Couchbase, reduction too large error

2019-07-08 17:15发布

问题:

On my work I using couchbase and I have some problems. From some devices data come to couchbase, and after I calling aggregate view. This view must aggregate values by 2 keys: timestamp and deviceId. Everything was fine, before I have tried to aggregate more then 10k values. In this case I have reduction error

Map function:

function(doc, meta)
{
  if (doc.type == "PeopleCountingIn"&& doc.undefined!=true)
  {
    emit(doc.id+"@"+doc.time, [doc.in, doc.out, doc.id, doc.time, meta.id]);
  }
}

Reduce function:

function(key, values, rereduce)
{
  var result = 
      { 
        "id":0,
        "time":0,
        "in" : 0, 
        "out" : 0,
        "docs":[]
      };
  if (rereduce)
  {
    result.id=values[0].id;
    result.time = values[0].time;
    for (i = 0; i<values.length; i++)
    {
      result.in = result.in + values[i].in;
      result.out = result.out + values[i].out;
      for (j = 0; j < values[i].docs.length; j++)
      {
        result.docs.push(values[i].docs[j]);
      }        
    }
  }
  else
  {
    result.id = values[0][2];
    result.time = values[0][3];
    for(i = 0; i < values.length; i++)
    {
      result.docs.push(values[i][4]);
      result.in = result.in + values[i][0];
      result.out = result.out + values[i][1];
    }
  }
  return result;
}

Document sample:

{
   "id": "12292228@0",
   "time": 1401431340,
   "in": 0,
   "out": 0,
   "type": "PeopleCountingIn"
}

UPDATE

Output document:

{"rows":[
{"key":"12201774@0@1401144240","value":{"id":"12201774@0","time":1401144240,"in":0,"out":0,"docs":["12231774@0@1401546080@1792560127"]}},
{"key":"12201774@0@1401202080","value":{"id":"12201774@0","time":1401202080,"in":0,"out":0,"docs":["12201774@0@1401202080@1792560840"]}}
]
}

}

Error occurs in the case where "docs" array length more then 100. And I think in that cases working rereduce function. Is there some way to fix this error exept making count of this array less?

回答1:

There are a number of limits on the output of map & reduce functions, to prevent indexes taking too long and/or growing too large.

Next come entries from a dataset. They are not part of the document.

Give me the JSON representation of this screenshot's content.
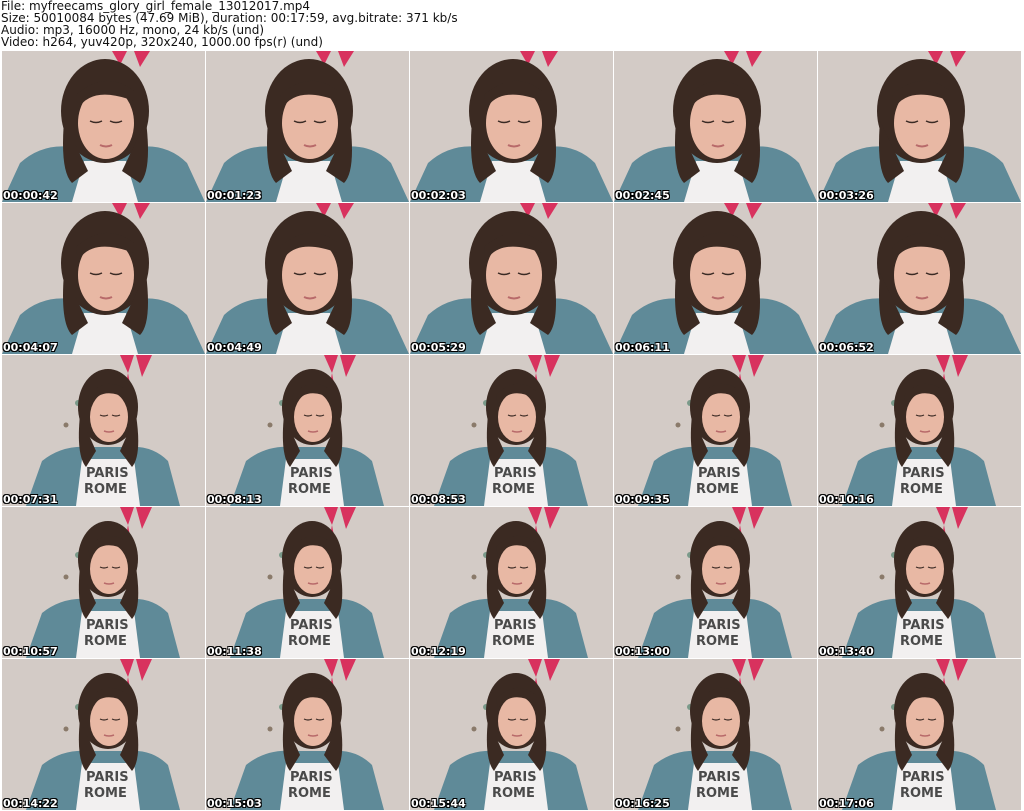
{
  "header": {
    "file": "File: myfreecams_glory_girl_female_13012017.mp4",
    "size": "Size: 50010084 bytes (47.69 MiB), duration: 00:17:59, avg.bitrate: 371 kb/s",
    "audio": "Audio: mp3, 16000 Hz, mono, 24 kb/s (und)",
    "video": "Video: h264, yuv420p, 320x240, 1000.00 fps(r) (und)"
  },
  "thumbnails": [
    {
      "time": "00:00:42",
      "scene": "close"
    },
    {
      "time": "00:01:23",
      "scene": "close"
    },
    {
      "time": "00:02:03",
      "scene": "close"
    },
    {
      "time": "00:02:45",
      "scene": "close"
    },
    {
      "time": "00:03:26",
      "scene": "close"
    },
    {
      "time": "00:04:07",
      "scene": "close"
    },
    {
      "time": "00:04:49",
      "scene": "close"
    },
    {
      "time": "00:05:29",
      "scene": "close"
    },
    {
      "time": "00:06:11",
      "scene": "close"
    },
    {
      "time": "00:06:52",
      "scene": "close"
    },
    {
      "time": "00:07:31",
      "scene": "wide"
    },
    {
      "time": "00:08:13",
      "scene": "wide"
    },
    {
      "time": "00:08:53",
      "scene": "wide"
    },
    {
      "time": "00:09:35",
      "scene": "wide"
    },
    {
      "time": "00:10:16",
      "scene": "wide"
    },
    {
      "time": "00:10:57",
      "scene": "wide"
    },
    {
      "time": "00:11:38",
      "scene": "wide"
    },
    {
      "time": "00:12:19",
      "scene": "wide"
    },
    {
      "time": "00:13:00",
      "scene": "wide"
    },
    {
      "time": "00:13:40",
      "scene": "wide"
    },
    {
      "time": "00:14:22",
      "scene": "wide"
    },
    {
      "time": "00:15:03",
      "scene": "wide"
    },
    {
      "time": "00:15:44",
      "scene": "wide"
    },
    {
      "time": "00:16:25",
      "scene": "wide"
    },
    {
      "time": "00:17:06",
      "scene": "wide"
    }
  ],
  "colors": {
    "wall": "#d3cbc6",
    "ribbon": "#d8325e",
    "hair": "#3b2a22",
    "skin": "#e8b8a4",
    "cardigan": "#5f8a98",
    "shirt": "#f2f0f0"
  }
}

These are in the process of being added to the official documentation, but in the meantime quoting from the issue (MB-11668) tracking the documentation update:

1) indexer_max_doc_size - documents larger then this value are skipped by the indexer. A message is logged (with document ID, its size, bucket name, view name, etc) when such a document is encountered. A value of 0 means no limit (like what it used to be before). Current default value is 1048576 bytes (1Mb).

2) max_kv_size_per_doc - maximum total size (bytes) of KV pairs that can be emitted for a single document for a single view. When such limit is passed, message is logged (with document ID, its size, bucket name, view name, etc). A value of 0 means no limit (like what it used to be before). Current default value is 1048576 bytes (1Mb)

Edit: Additionally, there is a limit of 64kB for the size of a single reduction (output of the reduce(). I suggest you re-work your reduce function to return data within this limit. See MB-7952 for a technical discussion on why this is the case.